Tom serra les dents. Il était hors de question qu’il pleure encore. Il aurait dû rester dans le sable jusqu’au matin.

Galtier l’entendit reprendre sa respiration, et remua un peu de terre du bout du pied.

— Vous rendez-vous compte ? reprit Tom. Qui suis-je pour n’avoir jamais inspiré confiance, pas même une heure ?

— Non, pas même une heure. C’est mon métier. Qu’est-ce que tu étais venu faire dans mon bureau le soir du meurtre de Louis ?

— Vous tenir compagnie, je vous l’ai dit.

— Par hasard, tu ne vas pas pleurer encore ?

— Non, dit Tom. Mais j’y songe sérieusement.

Il rit.

— Alors attends un petit peu, et tâche de me comprendre. Ça devrait t’être possible. Mais moi, je ne peux rien me pardonner. Tu as été sauvé ce soir par hasard, par chance, par coïncidence, pour un billet dans un portefeuille. Je n’ai rien compris. D’un bout à l’autre, j’ai vu l’inverse de ce qu’il fallait voir. Gaylor m’a trimballé. As-tu su ce qu’avait trouvé ton ami ?

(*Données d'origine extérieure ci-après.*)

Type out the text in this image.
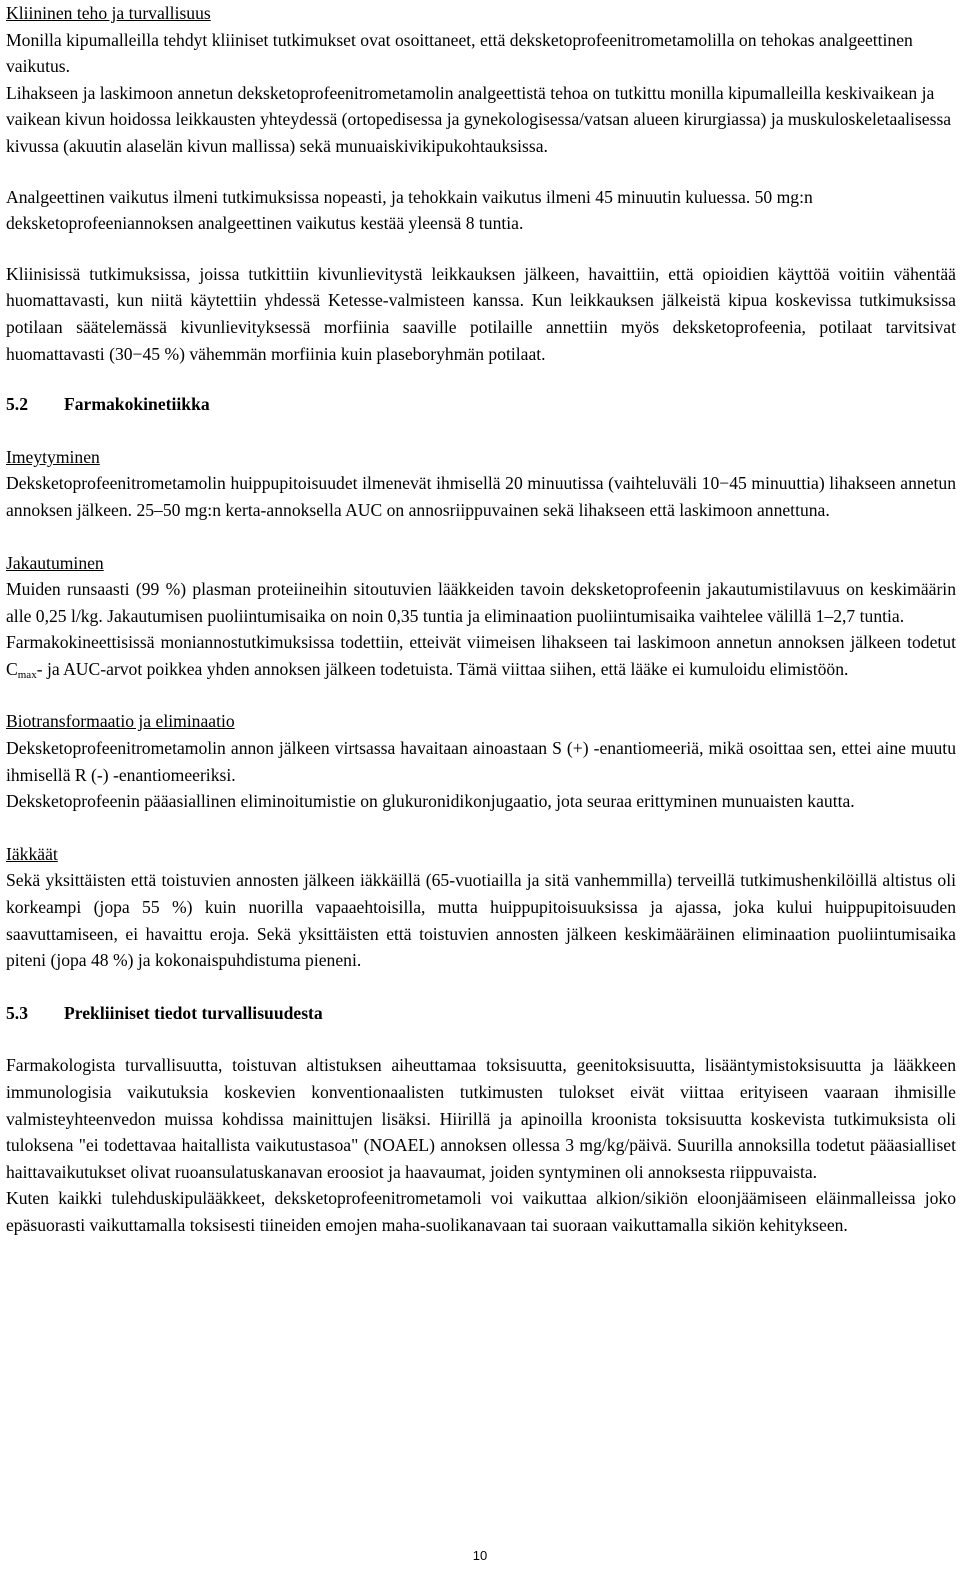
Kliininen teho ja turvallisuus

Monilla kipumalleilla tehdyt kliiniset tutkimukset ovat osoittaneet, että deksketoprofeenitrometamolilla on tehokas analgeettinen vaikutus.

Lihakseen ja laskimoon annetun deksketoprofeenitrometamolin analgeettistä tehoa on tutkittu monilla kipumalleilla keskivaikean ja vaikean kivun hoidossa leikkausten yhteydessä (ortopedisessa ja gynekologisessa/vatsan alueen kirurgiassa) ja muskuloskeletaalisessa kivussa (akuutin alaselän kivun mallissa) sekä munuaiskivikipukohtauksissa.

Analgeettinen vaikutus ilmeni tutkimuksissa nopeasti, ja tehokkain vaikutus ilmeni 45 minuutin kuluessa. 50 mg:n deksketoprofeeniannoksen analgeettinen vaikutus kestää yleensä 8 tuntia.

Kliinisissä tutkimuksissa, joissa tutkittiin kivunlievitystä leikkauksen jälkeen, havaittiin, että opioidien käyttöä voitiin vähentää huomattavasti, kun niitä käytettiin yhdessä Ketesse-valmisteen kanssa. Kun leikkauksen jälkeistä kipua koskevissa tutkimuksissa potilaan säätelemässä kivunlievityksessä morfiinia saaville potilaille annettiin myös deksketoprofeenia, potilaat tarvitsivat huomattavasti (30−45 %) vähemmän morfiinia kuin plaseboryhmän potilaat.

5.2 Farmakokinetiikka

Imeytyminen

Deksketoprofeenitrometamolin huippupitoisuudet ilmenevät ihmisellä 20 minuutissa (vaihteluväli 10−45 minuuttia) lihakseen annetun annoksen jälkeen. 25–50 mg:n kerta-annoksella AUC on annosriippuvainen sekä lihakseen että laskimoon annettuna.

Jakautuminen

Muiden runsaasti (99 %) plasman proteiineihin sitoutuvien lääkkeiden tavoin deksketoprofeenin jakautumistilavuus on keskimäärin alle 0,25 l/kg. Jakautumisen puoliintumisaika on noin 0,35 tuntia ja eliminaation puoliintumisaika vaihtelee välillä 1–2,7 tuntia.

Farmakokineettisissä moniannostutkimuksissa todettiin, etteivät viimeisen lihakseen tai laskimoon annetun annoksen jälkeen todetut $C_{max}-$ ja AUC-arvot poikkea yhden annoksen jälkeen todetuista. Tämä viittaa siihen, että lääke ei kumuloidu elimistöön.

Biotransformaatio ja eliminaatio

Deksketoprofeenitrometamolin annon jälkeen virtsassa havaitaan ainoastaan S (+) -enantiomeeriä, mikä osoittaa sen, ettei aine muutu ihmisellä R (-) -enantiomeeriksi.

Deksketoprofeenin pääasiallinen eliminoitumistie on glukuronidikonjugaatio, jota seuraa erittyminen munuaisten kautta.

Iäkkäät

Sekä yksittäisten että toistuvien annosten jälkeen iäkkäillä (65-vuotiailla ja sitä vanhemmilla) terveillä tutkimushenkilöillä altistus oli korkeampi (jopa 55 %) kuin nuorilla vapaaehtoisilla, mutta huippupitoisuuksissa ja ajassa, joka kului huippupitoisuuden saavuttamiseen, ei havaittu eroja. Sekä yksittäisten että toistuvien annosten jälkeen keskimääräinen eliminaation puoliintumisaika piteni (jopa 48 %) ja kokonaispuhdistuma pieneni.

5.3 Prekliiniset tiedot turvallisuudesta

Farmakologista turvallisuutta, toistuvan altistuksen aiheuttamaa toksisuutta, geenitoksisuutta, lisääntymistoksisuutta ja lääkkeen immunologisia vaikutuksia koskevien konventionaalisten tutkimusten tulokset eivät viittaa erityiseen vaaraan ihmisille valmisteyhteenvedon muissa kohdissa mainittujen lisäksi. Hiirillä ja apinoilla kroonista toksisuutta koskevista tutkimuksista oli tuloksena "ei todettavaa haitallista vaikutustasoa" (NOAEL) annoksen ollessa 3 mg/kg/päivä. Suurilla annoksilla todetut pääasialliset haittavaikutukset olivat ruoansulatuskanavan eroosiot ja haavaumat, joiden syntyminen oli annoksesta riippuvaista.

Kuten kaikki tulehduskipulääkkeet, deksketoprofeenitrometamoli voi vaikuttaa alkion/sikiön eloonjäämiseen eläinmalleissa joko epäsuorasti vaikuttamalla toksisesti tiineiden emojen maha-suolikanavaan tai suoraan vaikuttamalla sikiön kehitykseen.

10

— C’était un papier qui était dans sa poche. Un splendide dessin de Saldon. C’était des mains. Et dans le coin, il y avait écrit, Gaylor, 1960, et c’était signé Saldon. Mais les mains étaient assez courtes, les ongles carrés, le pouce trapu et le poignet large. Bref j’ai vu tout de suite que ce n’était pas les mains de Gaylor, enfin pas du nôtre en tout cas. Lui, il a des mains beaucoup plus grandes et belles, les articulations franches, les doigts dégagés. J’avais assez bien remarqué ses mains. Est-ce qu’on change de mains en vieillissant ? Non. Donc notre Gaylor n’était pas le Gaylor qu’avait dessiné Saldon. Et Saldon avait dû s’en apercevoir, lui qui l’avait tant observé. C’est tout ce que j’ai compris, mais c’était assez. Et j’ai compris aussi que Lucie devait être en danger, car je ne savais pas jusqu’à quel point Jeremy avait pu se découvrir et s’exposer à la surveillance de ses ennemis. J’ai pensé que si j’étais encore là quand les flics arriveraient, je ne pourrais plus rien faire pour elle. Vous surtout, vous ne m’auriez pas lâché, vous vouliez me mettre à genoux. Alors j’ai filé par les toits, mais Khamal m’a suivi. Il était encore chez Jeremy quand j’ai forcé la porte et il m’a vu faire de sa planque. Gaylor a dit qu’il m’avait entendu donner une adresse au conducteur de la voiture que j’ai arrêtée, et c’est vrai que je criais comme un damné. Je ne pense à rien. Il a tout de suite prévenu Gaylor pour qu’il m’intercepte. Il était arrivé depuis longtemps ?

— Moins d’une minute.

— Vous avez sans doute erré tout le temps de cette enquête. Mais ce soir vous avez été grandiose. Si, grandiose. Mais pourquoi avez-vous attendu l’ultime seconde pour me tirer de là ? C’était un foutu risque. Il était tellement tendu, tellement grave. Il n’avait qu’à remuer l’index et la balle partait. Ce n’est pas grand-chose, n’est-ce pas ? De remuer l’index. C’est vite fait.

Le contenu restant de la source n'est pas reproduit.